Jakarta –
Menteri Sosial Saifullah Yusuf atau Gus Ipul bersama Wakil Menteri Sosial Agus Jabo Priyono melakukan pertemuan dengan seluruh Kepala Sekolah Rakyat. Pertemuan dilakukan melalui zoom meeting dalam momentum halalbihalal sekaligus pengarahan setelah libur Idulfitri.
“Saya ingin mengucapkan selamat Hari Raya Idulfitri 1447 Hijriah bagi yang merayakan. Alhamdulillah kita bisa melewati masa Ramadan ini dengan khusyuk, dengan ketenangan, suasana kondusif, sehingga pelaksanaannya secara nasional bisa berjalan dengan baik. Meskipun ada perbedaan Hari Raya, tetapi itu kita pahami sebagai bagian dari rahmat Allah SWT,” ucap Gus Ipul.
Gus Ipul juga mengajak untuk menjaga semangat Ramadan dan Idulfitri dalam bekerja, yaitu lebih peduli kepada mereka yang membutuhkan bantuan, perhatian, maupun dukungan.
SCROLL TO CONTINUE WITH CONTENT
Selain itu, ia meminta kepada seluruh Kepala Sekolah untuk membuat perencanaan tertulis terkait penerimaan siswa baru ke depan. Terlebih pada 63 titik yang sebelumnya telah beroperasi pada bulan Juli 2025.
“Tiga bulan lagi, tolong dipersiapkan dengan baik (penerimaan siswa baru),” tambahnya.
Ia juga mengimbau untuk melakukan evaluasi terhadap pembelajaran yang telah dilakukan. Mulai dari evaluasi bidang kesehatan, akademik, fisik dan mental. Termasuk evaluasi bidang SDM yang meliputi tenaga kependidikan, guru hingga bagian keamanan.
“Semuanya lakukan evaluasi. Laporkan kepada kami, biar kami bisa menganalisis dan memberikan solusi. Kekurangannya apa saja dan keunggulannya apa saja,” ujarnya.
Gus Ipul juga berpesan kepada siswa yang membutuhkan perhatian khusus bahkan mungkin perlu proses rehabilitasi, untuk dapat dilakukan di sentra milik Kemensos. Dengan demikian, tidak ada siswa yang dipulangkan atau dikembalikan ke rumah.
“Kita ingin anak-anak yang tidak sanggup diikutkan dalam proses belajar-mengajar karena satu dan lain hal, itu bisa kita lakukan rehabilitasi di Sentra-Sentra terdekat. Jadi tidak perlu khawatir Bapak-Ibu sekalian, laporkan, kita carikan solusi. Ingat ya bahwa latar belakang mereka beda-beda, dan tidak semua linier,” urainya.

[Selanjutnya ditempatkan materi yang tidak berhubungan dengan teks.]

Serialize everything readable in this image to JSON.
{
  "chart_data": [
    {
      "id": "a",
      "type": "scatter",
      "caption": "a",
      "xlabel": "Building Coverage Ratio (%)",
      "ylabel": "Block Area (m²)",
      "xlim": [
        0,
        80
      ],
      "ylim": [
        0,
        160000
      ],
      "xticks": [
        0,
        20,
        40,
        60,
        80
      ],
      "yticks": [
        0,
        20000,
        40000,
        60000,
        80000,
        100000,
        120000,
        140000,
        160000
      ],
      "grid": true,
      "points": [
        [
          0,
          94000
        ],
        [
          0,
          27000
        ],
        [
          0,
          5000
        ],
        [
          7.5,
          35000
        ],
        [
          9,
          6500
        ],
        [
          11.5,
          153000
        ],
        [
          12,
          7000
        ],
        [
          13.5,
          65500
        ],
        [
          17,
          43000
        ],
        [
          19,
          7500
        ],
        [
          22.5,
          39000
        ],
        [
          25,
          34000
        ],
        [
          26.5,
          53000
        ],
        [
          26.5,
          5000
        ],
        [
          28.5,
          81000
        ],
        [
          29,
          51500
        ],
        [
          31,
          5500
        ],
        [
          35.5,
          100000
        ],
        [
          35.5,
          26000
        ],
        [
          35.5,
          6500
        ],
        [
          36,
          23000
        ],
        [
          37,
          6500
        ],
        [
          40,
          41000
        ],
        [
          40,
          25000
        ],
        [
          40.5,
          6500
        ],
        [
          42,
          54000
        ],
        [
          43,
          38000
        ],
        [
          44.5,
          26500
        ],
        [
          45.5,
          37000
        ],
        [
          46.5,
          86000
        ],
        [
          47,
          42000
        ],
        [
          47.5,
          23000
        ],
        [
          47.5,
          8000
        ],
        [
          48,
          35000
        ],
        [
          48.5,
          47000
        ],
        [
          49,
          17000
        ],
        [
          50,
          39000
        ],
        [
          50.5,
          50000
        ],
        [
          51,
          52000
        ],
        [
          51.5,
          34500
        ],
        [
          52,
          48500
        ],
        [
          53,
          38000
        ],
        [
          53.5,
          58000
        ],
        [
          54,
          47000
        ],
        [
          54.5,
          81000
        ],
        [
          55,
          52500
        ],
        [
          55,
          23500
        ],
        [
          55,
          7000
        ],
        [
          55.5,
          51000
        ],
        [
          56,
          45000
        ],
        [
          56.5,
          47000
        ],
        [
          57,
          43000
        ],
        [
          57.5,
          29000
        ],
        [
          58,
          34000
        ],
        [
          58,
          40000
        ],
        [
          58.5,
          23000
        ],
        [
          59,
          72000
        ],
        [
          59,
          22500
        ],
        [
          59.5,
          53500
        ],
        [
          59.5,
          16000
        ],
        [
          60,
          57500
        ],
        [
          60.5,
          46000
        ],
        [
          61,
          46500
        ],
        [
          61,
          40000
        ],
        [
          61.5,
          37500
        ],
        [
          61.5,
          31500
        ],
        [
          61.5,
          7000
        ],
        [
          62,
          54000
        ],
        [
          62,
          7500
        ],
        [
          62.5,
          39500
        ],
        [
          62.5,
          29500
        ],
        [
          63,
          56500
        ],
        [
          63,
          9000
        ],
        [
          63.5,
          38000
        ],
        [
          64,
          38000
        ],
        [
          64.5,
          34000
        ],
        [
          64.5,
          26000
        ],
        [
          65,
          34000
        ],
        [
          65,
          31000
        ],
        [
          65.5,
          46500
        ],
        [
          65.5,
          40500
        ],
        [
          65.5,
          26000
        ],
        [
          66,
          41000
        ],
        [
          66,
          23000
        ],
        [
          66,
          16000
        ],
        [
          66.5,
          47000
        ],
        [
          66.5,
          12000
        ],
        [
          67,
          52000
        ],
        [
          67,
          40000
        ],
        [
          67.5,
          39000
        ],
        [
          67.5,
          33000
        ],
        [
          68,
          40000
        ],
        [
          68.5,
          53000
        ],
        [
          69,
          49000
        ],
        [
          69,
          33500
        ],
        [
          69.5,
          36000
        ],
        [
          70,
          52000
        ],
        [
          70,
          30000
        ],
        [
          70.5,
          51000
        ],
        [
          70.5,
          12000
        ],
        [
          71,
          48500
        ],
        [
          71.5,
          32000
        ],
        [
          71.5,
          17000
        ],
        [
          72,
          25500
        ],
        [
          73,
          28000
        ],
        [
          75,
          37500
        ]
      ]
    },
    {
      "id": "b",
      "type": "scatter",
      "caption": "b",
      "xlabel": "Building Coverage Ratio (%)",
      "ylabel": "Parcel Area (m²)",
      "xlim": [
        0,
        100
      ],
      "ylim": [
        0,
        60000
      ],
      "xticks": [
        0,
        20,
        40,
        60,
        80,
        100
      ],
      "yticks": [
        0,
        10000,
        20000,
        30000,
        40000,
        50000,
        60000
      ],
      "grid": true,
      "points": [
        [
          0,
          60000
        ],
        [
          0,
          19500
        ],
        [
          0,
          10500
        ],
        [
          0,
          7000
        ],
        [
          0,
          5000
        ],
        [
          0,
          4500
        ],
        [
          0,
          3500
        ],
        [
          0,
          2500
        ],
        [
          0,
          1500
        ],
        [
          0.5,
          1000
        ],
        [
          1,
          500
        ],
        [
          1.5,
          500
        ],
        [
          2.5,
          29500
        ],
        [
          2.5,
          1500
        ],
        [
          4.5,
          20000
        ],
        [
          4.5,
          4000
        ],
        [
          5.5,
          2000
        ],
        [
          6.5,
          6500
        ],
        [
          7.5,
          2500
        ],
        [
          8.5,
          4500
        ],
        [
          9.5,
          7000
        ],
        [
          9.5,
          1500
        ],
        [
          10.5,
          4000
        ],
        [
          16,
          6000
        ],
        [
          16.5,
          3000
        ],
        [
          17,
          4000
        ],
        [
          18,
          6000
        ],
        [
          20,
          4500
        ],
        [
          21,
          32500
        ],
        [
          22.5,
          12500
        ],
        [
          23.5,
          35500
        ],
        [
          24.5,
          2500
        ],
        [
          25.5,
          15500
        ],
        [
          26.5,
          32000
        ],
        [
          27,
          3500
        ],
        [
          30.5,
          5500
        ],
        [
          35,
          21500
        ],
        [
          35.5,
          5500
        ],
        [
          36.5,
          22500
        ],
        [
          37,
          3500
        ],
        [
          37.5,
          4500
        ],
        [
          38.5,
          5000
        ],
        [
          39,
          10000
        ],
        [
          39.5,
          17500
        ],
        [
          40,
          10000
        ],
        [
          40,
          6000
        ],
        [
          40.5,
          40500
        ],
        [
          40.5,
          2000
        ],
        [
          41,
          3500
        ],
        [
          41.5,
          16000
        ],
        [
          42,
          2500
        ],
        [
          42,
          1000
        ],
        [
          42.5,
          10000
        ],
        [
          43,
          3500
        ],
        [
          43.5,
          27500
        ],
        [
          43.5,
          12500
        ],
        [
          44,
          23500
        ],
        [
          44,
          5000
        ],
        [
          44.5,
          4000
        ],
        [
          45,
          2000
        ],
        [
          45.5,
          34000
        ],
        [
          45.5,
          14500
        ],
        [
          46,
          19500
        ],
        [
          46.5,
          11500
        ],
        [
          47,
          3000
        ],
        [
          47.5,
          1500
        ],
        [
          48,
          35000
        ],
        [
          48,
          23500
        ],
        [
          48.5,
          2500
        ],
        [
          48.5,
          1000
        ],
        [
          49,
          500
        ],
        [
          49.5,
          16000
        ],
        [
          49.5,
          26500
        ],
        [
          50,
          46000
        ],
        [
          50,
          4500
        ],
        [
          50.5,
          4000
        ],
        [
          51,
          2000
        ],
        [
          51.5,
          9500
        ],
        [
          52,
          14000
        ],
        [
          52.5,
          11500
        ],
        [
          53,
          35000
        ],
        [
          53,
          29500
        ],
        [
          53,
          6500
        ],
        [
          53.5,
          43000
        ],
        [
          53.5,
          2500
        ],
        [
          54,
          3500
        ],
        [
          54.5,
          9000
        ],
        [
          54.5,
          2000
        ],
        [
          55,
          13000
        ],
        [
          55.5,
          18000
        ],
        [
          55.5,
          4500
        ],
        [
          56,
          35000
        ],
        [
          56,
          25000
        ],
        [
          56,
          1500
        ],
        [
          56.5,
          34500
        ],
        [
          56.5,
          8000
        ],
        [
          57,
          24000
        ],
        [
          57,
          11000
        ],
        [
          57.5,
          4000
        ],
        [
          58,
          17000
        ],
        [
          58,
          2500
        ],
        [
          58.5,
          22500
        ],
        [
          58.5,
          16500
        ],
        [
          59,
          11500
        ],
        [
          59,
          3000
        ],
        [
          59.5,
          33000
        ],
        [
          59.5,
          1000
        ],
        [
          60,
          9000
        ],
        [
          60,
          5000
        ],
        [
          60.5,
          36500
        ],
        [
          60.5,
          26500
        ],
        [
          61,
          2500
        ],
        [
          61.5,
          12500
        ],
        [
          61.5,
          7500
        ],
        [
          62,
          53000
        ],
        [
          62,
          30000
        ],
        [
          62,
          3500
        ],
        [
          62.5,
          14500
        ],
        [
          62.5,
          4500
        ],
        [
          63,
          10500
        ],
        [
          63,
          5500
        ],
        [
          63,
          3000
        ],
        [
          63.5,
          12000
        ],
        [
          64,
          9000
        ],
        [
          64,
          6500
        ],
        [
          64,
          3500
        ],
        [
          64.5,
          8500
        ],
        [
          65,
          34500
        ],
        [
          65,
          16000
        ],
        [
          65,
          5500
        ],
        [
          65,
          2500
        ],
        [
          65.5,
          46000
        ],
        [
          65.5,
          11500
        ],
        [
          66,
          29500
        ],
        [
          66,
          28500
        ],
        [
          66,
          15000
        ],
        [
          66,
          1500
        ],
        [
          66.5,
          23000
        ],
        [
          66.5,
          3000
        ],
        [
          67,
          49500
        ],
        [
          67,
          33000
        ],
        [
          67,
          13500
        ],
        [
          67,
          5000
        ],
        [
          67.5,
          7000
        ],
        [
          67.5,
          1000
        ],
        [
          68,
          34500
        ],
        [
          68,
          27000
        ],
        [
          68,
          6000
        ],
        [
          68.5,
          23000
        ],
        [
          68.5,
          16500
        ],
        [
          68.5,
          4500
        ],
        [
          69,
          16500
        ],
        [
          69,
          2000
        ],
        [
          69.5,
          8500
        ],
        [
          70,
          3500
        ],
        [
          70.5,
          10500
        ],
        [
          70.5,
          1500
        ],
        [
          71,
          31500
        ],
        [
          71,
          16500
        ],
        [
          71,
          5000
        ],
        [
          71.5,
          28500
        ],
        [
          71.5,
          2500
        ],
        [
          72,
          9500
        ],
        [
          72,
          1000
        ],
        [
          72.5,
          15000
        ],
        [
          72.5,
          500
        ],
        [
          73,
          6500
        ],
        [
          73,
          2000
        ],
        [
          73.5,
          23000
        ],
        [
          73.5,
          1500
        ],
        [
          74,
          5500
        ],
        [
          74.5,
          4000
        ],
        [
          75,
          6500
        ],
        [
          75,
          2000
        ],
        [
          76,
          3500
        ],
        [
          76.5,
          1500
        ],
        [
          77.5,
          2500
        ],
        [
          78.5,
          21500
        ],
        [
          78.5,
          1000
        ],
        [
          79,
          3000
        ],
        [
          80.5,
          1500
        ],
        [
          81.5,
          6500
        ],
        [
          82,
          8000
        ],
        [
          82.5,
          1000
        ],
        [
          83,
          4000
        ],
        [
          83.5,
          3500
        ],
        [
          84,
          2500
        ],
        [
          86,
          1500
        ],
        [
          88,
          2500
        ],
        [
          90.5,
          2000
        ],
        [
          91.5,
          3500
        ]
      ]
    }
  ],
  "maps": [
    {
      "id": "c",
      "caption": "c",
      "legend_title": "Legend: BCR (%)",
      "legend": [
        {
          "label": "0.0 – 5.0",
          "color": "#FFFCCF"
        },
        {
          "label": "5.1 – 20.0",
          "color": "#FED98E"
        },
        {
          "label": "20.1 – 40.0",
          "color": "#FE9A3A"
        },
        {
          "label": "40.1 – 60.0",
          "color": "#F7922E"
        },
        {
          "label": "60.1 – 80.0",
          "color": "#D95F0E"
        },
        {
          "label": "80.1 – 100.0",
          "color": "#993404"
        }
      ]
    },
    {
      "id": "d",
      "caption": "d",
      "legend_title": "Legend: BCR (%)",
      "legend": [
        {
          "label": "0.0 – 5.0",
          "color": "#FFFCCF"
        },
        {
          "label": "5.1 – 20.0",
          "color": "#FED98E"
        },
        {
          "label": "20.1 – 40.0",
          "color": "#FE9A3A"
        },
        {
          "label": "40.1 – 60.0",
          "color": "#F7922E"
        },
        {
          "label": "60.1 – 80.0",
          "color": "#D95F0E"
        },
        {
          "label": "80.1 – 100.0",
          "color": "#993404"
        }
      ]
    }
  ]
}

Lebih lanjut Gus Ipul juga menekankan untuk lebih memperkuat prestasi pada bidang Sains, Teknologi, Engineering dan Matematika (STEM).
“Dibutuhkan upaya khusus dari Kepala Sekolah, agar prestasi-prestasi di bidang akademik ke depan semakin menonjol,” kata Gus Ipul. Meskipun prestasi dibidang seni, budaya, olahraga, dan bahasa yang telah banyak ditorehkan oleh siswa-siswi Sekolah Rakyat harus tetap berjalan.
Gus Ipul juga berharap seluruh Sekolah Rakyat memiliki ekstrakulikuler yang dapat diandalkan, sehingga ketika ada kunjungan bisa dijadikan sebagai salah satu menu untuk menyambut para tamu.
Gus Ipul menekankan bahwa Sekolah Rakyat tidak membuka pendaftaran, yang ada hanya penjangkauan.
“Jadi nanti yang ada di data (DTSEN), akan dijangkau, kemudian nanti ada pihak dari Dinsos, ditetapkan Kepala Daerah, ditandatangani, lalu ditetapkan sebagai, siswa Sekolah Rakyat,” jelasnya.
Dalam pertemuan tersebut juga dilaporkan terkait kepulangan dan kembalinya siswa Sekolah Rakyat pasca libur lebaran. Salah satunya dari Kepala SRMP 15 Mojokerto, Heri Susanto, yang melaporkan seluruh siswanya telah kembali ke sekolah.
Ia juga menyampaikan testimoni dari orangtua siswa yang sangat senang anaknya bersekolah di Sekolah Rakyat karena diberikan fasilitas yang sangat baik. Dari hal itu menimbulkan antusiasme dari tetangga sekitar mereka, ketika para siswa ini pulang ke rumah.
“Jadi banyak yang bertanya, bagaimana caranya masuk Sekolah Rakyat, semua jadi pada ingin,” kata Heri.